Zanlılar, Ezidileri cinsel köleliğe maruz bıraktığını itiraf etti. Bunun yerine, Iraklı yargıçlar, IŞİD zanlılarını genellikle IŞİD'e bağlı olduklarına dair belirsiz suçlamalarla yargılıyor. IŞİD'in Ezidilere karşı yaptığı açık soykırıma rağmen, hiçbir IŞİD sanığı savaş suçları, insanlığa karşı suçlar veya soykırım gibi uluslararası suçlardan hüküm giymedi.

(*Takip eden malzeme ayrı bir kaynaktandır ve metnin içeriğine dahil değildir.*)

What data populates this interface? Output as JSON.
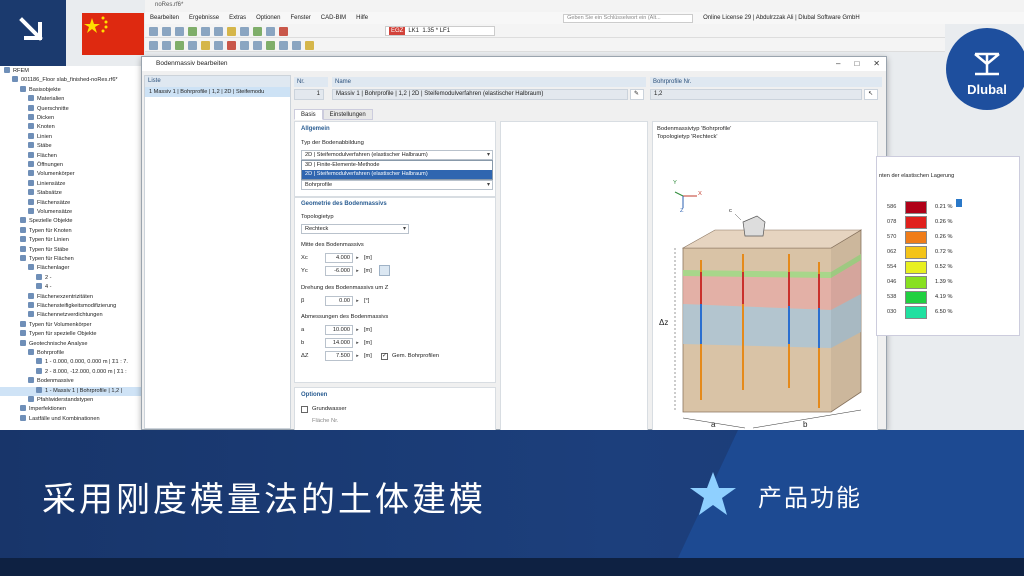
{
  "app": {
    "doc_title": "noRes.rf6*",
    "menu": [
      "Bearbeiten",
      "Ergebnisse",
      "Extras",
      "Optionen",
      "Fenster",
      "CAD-BIM",
      "Hilfe"
    ],
    "search_placeholder": "Geben Sie ein Schlüsselwort ein (Alt...",
    "license": "Online License 29 | Abdulrzzak Ali | Dlubal Software GmbH",
    "load_case_tag": "EGZ",
    "load_case": "LK1",
    "load_factor": "1.35 * LF1"
  },
  "navigator": {
    "rows": [
      {
        "label": "RFEM",
        "indent": 0
      },
      {
        "label": "001186_Floor slab_finished-noRes.rf6*",
        "indent": 1
      },
      {
        "label": "Basisobjekte",
        "indent": 2
      },
      {
        "label": "Materialien",
        "indent": 3
      },
      {
        "label": "Querschnitte",
        "indent": 3
      },
      {
        "label": "Dicken",
        "indent": 3
      },
      {
        "label": "Knoten",
        "indent": 3
      },
      {
        "label": "Linien",
        "indent": 3
      },
      {
        "label": "Stäbe",
        "indent": 3
      },
      {
        "label": "Flächen",
        "indent": 3
      },
      {
        "label": "Öffnungen",
        "indent": 3
      },
      {
        "label": "Volumenkörper",
        "indent": 3
      },
      {
        "label": "Liniensätze",
        "indent": 3
      },
      {
        "label": "Stabsätze",
        "indent": 3
      },
      {
        "label": "Flächensätze",
        "indent": 3
      },
      {
        "label": "Volumensätze",
        "indent": 3
      },
      {
        "label": "Spezielle Objekte",
        "indent": 2
      },
      {
        "label": "Typen für Knoten",
        "indent": 2
      },
      {
        "label": "Typen für Linien",
        "indent": 2
      },
      {
        "label": "Typen für Stäbe",
        "indent": 2
      },
      {
        "label": "Typen für Flächen",
        "indent": 2
      },
      {
        "label": "Flächenlager",
        "indent": 3
      },
      {
        "label": "2 -",
        "indent": 4
      },
      {
        "label": "4 -",
        "indent": 4
      },
      {
        "label": "Flächenexzentrizitäten",
        "indent": 3
      },
      {
        "label": "Flächensteifigkeitsmodifizierung",
        "indent": 3
      },
      {
        "label": "Flächennetzverdichtungen",
        "indent": 3
      },
      {
        "label": "Typen für Volumenkörper",
        "indent": 2
      },
      {
        "label": "Typen für spezielle Objekte",
        "indent": 2
      },
      {
        "label": "Geotechnische Analyse",
        "indent": 2
      },
      {
        "label": "Bohrprofile",
        "indent": 3
      },
      {
        "label": "1 - 0.000, 0.000, 0.000 m | Σ1 : 7.",
        "indent": 4
      },
      {
        "label": "2 - 8.000, -12.000, 0.000 m | Σ1 :",
        "indent": 4
      },
      {
        "label": "Bodenmassive",
        "indent": 3
      },
      {
        "label": "1 - Massiv 1 | Bohrprofile | 1,2 |",
        "indent": 4,
        "selected": true
      },
      {
        "label": "Pfahlwiderstandstypen",
        "indent": 3
      },
      {
        "label": "Imperfektionen",
        "indent": 2
      },
      {
        "label": "Lastfälle und Kombinationen",
        "indent": 2
      }
    ]
  },
  "dialog": {
    "title": "Bodenmassiv bearbeiten",
    "list_header": "Liste",
    "list_item": "1  Massiv 1 | Bohrprofile | 1,2 | 2D | Steifemodu",
    "no_label": "Nr.",
    "no_value": "1",
    "name_label": "Name",
    "name_value": "Massiv 1 | Bohrprofile | 1,2 | 2D | Steifemodulverfahren (elastischer Halbraum)",
    "boreholes_label": "Bohrprofile Nr.",
    "boreholes_value": "1,2",
    "tabs": [
      "Basis",
      "Einstellungen"
    ],
    "general": {
      "section": "Allgemein",
      "soil_model_label": "Typ der Bodenabbildung",
      "soil_model_value": "2D | Steifemodulverfahren (elastischer Halbraum)",
      "options": [
        "3D | Finite-Elemente-Methode",
        "2D | Steifemodulverfahren (elastischer Halbraum)"
      ],
      "assign_value": "Bohrprofile"
    },
    "geometry": {
      "section": "Geometrie des Bodenmassivs",
      "topology_label": "Topologietyp",
      "topology_value": "Rechteck",
      "center_label": "Mitte des Bodenmassivs",
      "xc_label": "Xc",
      "xc_value": "4.000",
      "yc_label": "Yc",
      "yc_value": "-6.000",
      "unit_m": "[m]",
      "rotation_label": "Drehung des Bodenmassivs um Z",
      "beta_label": "β",
      "beta_value": "0.00",
      "unit_deg": "[°]",
      "dims_label": "Abmessungen des Bodenmassivs",
      "a_label": "a",
      "a_value": "10.000",
      "b_label": "b",
      "b_value": "14.000",
      "dz_label": "ΔZ",
      "dz_value": "7.500",
      "acc_borehole_label": "Gem. Bohrprofilen"
    },
    "options": {
      "section": "Optionen",
      "groundwater_label": "Grundwasser",
      "surface_no_label": "Fläche Nr."
    },
    "preview": {
      "type_line1": "Bodenmassivtyp 'Bohrprofile'",
      "type_line2": "Topologietyp 'Rechteck'",
      "axis_x": "X",
      "axis_y": "Y",
      "axis_z": "Z",
      "label_c": "c",
      "label_dz": "Δz",
      "label_a": "a",
      "label_b": "b"
    }
  },
  "legend_panel": {
    "title": "nten der elastischen Lagerung",
    "rows": [
      {
        "value": "586",
        "color": "#b00018",
        "pct": "0.21 %"
      },
      {
        "value": "078",
        "color": "#e0201c",
        "pct": "0.26 %"
      },
      {
        "value": "570",
        "color": "#f07c18",
        "pct": "0.26 %"
      },
      {
        "value": "062",
        "color": "#f4c418",
        "pct": "0.72 %"
      },
      {
        "value": "554",
        "color": "#e8f020",
        "pct": "0.52 %"
      },
      {
        "value": "046",
        "color": "#88e020",
        "pct": "1.39 %"
      },
      {
        "value": "538",
        "color": "#20d040",
        "pct": "4.19 %"
      },
      {
        "value": "030",
        "color": "#20e0a0",
        "pct": "6.50 %"
      }
    ]
  },
  "brand": {
    "logo_text": "Dlubal"
  },
  "banner": {
    "title": "采用刚度模量法的土体建模",
    "feature": "产品功能"
  }
}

1 Mart 2021'de Irak Parlamentosu, IŞİD'in Ezidi, Türkmen, Hıristiyan ve Şebek azınlıklara mensup kadın ve kızlara yönelik adam kaçırma, cinsel kölelik, zorla evlendirme, hamilelik ve kürtaj dahil olmak üzere işlediği suçları tanıyan “Ezidi Hayatta Kalanlar Yasası'nı” kabul etti. Soykırım ve insanlığa karşı suçlar olarak. Kanun, hayatta kalanlar için tazminat ödenmesinin yanı sıra, onları rehabilite etmek ve topluma yeniden kazandırmak ve gelecekte bu tür suçları önlemek için önlemler almaktadır. Eylül 2021'de Parlamento, yasanın uygulanmasına yönelik düzenlemeleri kabul etti, ancak Kasım ayına kadar yasanın uygulanmasına yönelik çok az ilerleme kaydedildi. 

Toplu Ceza 

Mart 2020'de hükümet, Irak'ta yerinden edilmeyi ele alan ve uzun süredir yerinden edilmiş Irak nüfusuna yardım etmek için kasıtlı ve sürdürülebilir bir yaklaşım gerektiren ulusal bir planı onayladı. Bununla birlikte, hükümet Ekim 2020 ile Ocak 2021 arasında 16 kampı kapattı. En az 34.801 yerinden edilmiş kişiyi güvenli bir şekilde evlerine dönebilecekleri, başka güvenli barınak elde edebilecekleri veya uygun fiyatlı hizmetlere erişebilecekleri konusunda güvence vermedi. 2014-2017 yılları arasında IŞİD ile Irak ordusu arasında yaşanan çatışmalar nedeniyle, reisi kadınların olduğu birçok yerinden edilmiş aile yerinden edilmiş ve bu ailelerin birçoğu IŞİD mensubu olarak sınıflandırılmıştır.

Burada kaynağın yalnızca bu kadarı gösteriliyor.